Appendix 3: Detail of installation on one rope with two ascenders
- Read the technical notice before viewing the following techniques.
- It is important to fully understand the information provided in the technical notice before using this complementary information
- Mastering these techniques requires training.
- Consult a professional before attempting to perform these techniques on your own.
1. Descender : + backup ascender + footloop.
2. Climber who is focused and conscious that he/she is alone.
3. Primary rope: Ø > 10 mm dynamic (EN 892) or low stretch kernmantel (EN 1891).
4. Two point anchor, in the route's fall line, positioned to minimize rub points.
5. Solid anchor.
6. Beware of rockfall during access.
7. Access rope with intermediate anchor.
8. Clear space in front of the climber: no clothing hiding the ascender, no pack cord or strap that can interfere with the system's operation.

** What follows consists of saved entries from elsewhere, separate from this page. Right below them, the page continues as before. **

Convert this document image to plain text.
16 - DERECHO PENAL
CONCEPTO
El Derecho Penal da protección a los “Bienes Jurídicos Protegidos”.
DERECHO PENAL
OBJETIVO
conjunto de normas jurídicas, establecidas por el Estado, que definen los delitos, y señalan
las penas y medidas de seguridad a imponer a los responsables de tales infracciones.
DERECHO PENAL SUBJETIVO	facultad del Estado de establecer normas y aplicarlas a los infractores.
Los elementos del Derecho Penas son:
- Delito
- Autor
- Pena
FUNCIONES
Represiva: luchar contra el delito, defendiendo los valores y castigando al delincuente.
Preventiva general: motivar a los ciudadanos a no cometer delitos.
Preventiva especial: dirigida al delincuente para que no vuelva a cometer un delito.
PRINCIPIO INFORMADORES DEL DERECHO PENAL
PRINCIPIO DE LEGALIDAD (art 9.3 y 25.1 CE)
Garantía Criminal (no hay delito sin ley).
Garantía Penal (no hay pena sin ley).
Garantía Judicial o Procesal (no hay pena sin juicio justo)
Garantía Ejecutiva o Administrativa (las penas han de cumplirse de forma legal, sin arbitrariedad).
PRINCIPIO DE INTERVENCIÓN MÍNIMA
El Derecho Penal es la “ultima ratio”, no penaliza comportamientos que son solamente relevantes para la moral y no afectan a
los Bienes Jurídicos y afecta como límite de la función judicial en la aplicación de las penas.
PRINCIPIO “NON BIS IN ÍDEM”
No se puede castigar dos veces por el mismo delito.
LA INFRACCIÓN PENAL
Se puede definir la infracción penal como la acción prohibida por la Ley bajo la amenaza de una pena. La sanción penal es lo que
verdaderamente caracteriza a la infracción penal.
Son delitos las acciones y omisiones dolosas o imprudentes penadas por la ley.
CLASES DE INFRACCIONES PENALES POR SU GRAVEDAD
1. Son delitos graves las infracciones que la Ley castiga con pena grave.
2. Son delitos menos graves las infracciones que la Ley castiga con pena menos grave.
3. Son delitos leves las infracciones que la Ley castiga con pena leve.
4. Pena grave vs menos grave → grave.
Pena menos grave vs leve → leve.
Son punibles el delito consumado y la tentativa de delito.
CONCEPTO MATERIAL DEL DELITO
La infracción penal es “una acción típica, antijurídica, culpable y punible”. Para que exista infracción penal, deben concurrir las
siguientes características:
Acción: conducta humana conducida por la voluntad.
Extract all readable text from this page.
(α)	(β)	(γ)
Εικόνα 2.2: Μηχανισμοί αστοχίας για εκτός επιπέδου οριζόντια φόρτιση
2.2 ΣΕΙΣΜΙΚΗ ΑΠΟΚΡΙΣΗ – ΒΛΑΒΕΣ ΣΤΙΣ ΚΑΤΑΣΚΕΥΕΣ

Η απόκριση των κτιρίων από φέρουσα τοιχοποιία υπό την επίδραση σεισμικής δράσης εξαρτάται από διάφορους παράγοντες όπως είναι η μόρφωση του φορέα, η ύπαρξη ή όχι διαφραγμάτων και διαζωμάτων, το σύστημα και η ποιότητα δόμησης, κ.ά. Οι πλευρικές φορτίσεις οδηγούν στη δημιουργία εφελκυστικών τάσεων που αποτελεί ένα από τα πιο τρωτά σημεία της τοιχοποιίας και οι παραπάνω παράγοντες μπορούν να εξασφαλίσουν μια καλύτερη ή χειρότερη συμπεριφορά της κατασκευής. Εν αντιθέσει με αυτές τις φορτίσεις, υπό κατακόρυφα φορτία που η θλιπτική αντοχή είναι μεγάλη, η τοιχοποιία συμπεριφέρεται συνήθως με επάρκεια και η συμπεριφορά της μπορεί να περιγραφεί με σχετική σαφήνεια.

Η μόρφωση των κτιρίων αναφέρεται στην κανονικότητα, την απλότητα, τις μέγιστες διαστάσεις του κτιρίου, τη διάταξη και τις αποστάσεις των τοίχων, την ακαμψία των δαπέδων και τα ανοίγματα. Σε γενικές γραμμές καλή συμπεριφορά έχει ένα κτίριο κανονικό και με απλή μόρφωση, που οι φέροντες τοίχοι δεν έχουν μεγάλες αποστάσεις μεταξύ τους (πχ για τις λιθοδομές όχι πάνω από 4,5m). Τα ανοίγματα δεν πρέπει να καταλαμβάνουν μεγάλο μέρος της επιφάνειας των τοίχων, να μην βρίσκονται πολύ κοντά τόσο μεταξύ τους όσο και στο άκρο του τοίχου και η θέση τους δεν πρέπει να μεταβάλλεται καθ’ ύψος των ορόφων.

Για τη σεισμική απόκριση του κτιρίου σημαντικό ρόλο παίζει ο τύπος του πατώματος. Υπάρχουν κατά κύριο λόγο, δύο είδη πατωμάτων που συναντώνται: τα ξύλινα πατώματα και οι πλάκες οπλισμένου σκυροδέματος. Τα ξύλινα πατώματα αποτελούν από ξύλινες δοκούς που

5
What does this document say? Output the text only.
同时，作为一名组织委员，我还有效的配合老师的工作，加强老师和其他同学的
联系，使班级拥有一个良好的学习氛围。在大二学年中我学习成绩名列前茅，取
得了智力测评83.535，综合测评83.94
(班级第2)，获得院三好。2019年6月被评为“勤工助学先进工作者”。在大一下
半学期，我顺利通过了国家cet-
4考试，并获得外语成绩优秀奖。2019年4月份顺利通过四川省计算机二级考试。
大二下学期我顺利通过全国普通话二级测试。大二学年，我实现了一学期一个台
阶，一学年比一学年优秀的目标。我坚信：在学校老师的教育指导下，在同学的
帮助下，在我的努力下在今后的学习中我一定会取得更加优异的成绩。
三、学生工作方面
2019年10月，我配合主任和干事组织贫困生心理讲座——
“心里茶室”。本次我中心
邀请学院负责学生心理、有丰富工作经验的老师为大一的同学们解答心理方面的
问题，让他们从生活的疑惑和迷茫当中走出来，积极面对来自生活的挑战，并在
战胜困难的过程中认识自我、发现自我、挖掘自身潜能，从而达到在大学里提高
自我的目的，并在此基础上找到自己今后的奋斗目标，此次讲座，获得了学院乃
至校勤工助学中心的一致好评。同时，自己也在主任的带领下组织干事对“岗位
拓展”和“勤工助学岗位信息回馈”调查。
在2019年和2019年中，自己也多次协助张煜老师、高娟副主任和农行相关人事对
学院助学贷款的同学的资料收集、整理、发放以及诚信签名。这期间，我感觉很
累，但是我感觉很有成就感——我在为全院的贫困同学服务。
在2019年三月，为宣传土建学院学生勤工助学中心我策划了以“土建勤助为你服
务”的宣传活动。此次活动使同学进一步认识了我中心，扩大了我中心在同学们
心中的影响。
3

9. Self-belay system with two ascenders.
10. A light suspended weight to help the ascenders slide.
Example of premature wear on a fixed rope:
- The quickdraw helps avoid collisions between the devices, but should not reduce comfort: adjust its length so the straps do not pull on the neck during a rest or fall.
- The two ascenders must not be connected to the same point on the harness: they can collide and be damaged during a fall.
- Respect the recommended ascender position: BASIC above and ASCENSION below. The reverse position turns out to be tricky when changing systems from ascending to descending.
- Always carry a descender (GRIGRI) and a footloop/ascender combo (TIBLOC + ANNEAU) to ascend the rope in case of failure to complete the climb.
- Roofs and traverses complicate the system: they require numerous directional points and additional precautions. Do another risk analysis for these particular cases.